THIS is an artistic statement from Leeds multi-media company A Quiet Word. "While we do use text, along with film and music, the word is only part of the material we use to tell a story. Hence the name of the company: the Word is there, but it's Quiet."

A quiet word in your ear, if I may: these two complementary pieces of film and live performance are suffused with words; words battering away at your head like a woodpecker on a tree; words delivered in enervated monotone by actress/artistic director Alison Andrews, as if we are in a therapy session.

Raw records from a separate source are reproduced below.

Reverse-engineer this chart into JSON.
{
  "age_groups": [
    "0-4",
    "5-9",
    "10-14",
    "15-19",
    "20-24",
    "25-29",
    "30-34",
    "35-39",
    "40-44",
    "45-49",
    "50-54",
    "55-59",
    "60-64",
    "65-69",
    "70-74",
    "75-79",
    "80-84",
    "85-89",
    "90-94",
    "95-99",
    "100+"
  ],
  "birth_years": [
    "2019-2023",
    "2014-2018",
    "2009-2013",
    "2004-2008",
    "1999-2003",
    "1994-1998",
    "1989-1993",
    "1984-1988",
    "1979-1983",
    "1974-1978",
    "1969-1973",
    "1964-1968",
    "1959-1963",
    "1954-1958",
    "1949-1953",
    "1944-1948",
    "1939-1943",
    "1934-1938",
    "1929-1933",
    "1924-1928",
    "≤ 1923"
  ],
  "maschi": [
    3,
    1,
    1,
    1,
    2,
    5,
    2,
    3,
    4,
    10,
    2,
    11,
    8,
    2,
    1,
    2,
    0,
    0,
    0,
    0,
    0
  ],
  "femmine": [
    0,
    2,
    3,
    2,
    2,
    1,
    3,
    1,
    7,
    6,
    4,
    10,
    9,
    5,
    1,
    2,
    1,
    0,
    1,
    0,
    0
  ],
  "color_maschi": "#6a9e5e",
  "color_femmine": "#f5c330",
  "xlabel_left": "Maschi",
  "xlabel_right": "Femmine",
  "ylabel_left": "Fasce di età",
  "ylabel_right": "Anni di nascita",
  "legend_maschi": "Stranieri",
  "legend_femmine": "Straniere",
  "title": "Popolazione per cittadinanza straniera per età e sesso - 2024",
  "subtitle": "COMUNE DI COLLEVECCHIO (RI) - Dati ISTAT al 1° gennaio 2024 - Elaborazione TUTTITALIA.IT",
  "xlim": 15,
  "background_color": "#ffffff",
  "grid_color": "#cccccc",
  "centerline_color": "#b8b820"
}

In The Studio, much of the room is taken up with the screen and its gauze front, behind which Andrews is the sole live performer, integrating with sound, imagery and actors on screen.

This is a narrow performance strip, and her performance style is similarly narrow, minimalist to the max, lifting a glass here, lifting an eyebrow there.

Burnt Offerings & Bad Habits is a conversation piece, fought out against the not-so-quiet elements on a long walk over a windy heath.

It could be a conversation between a director and an actress, perhaps a father and daughter, maybe King Lear and Cordelia.

The mood is sad, desperately sad, the actress reflecting on how she cannot choose the ending for her character.

What links it to Shift/Shaft is the need to tell stories to help us remember who we are. In the case of Shift/Shaft, a woman has lost her bank of memories and must try to piece her life back together.

Good luck to her, but I lost the will to live as the words piled up.

Burnt Offerings & Bad Habits, Shift/Shaft, presented by A Quiet Word, The Studio, York Theatre Royal, until April 9 (Box Office: 01904 623568).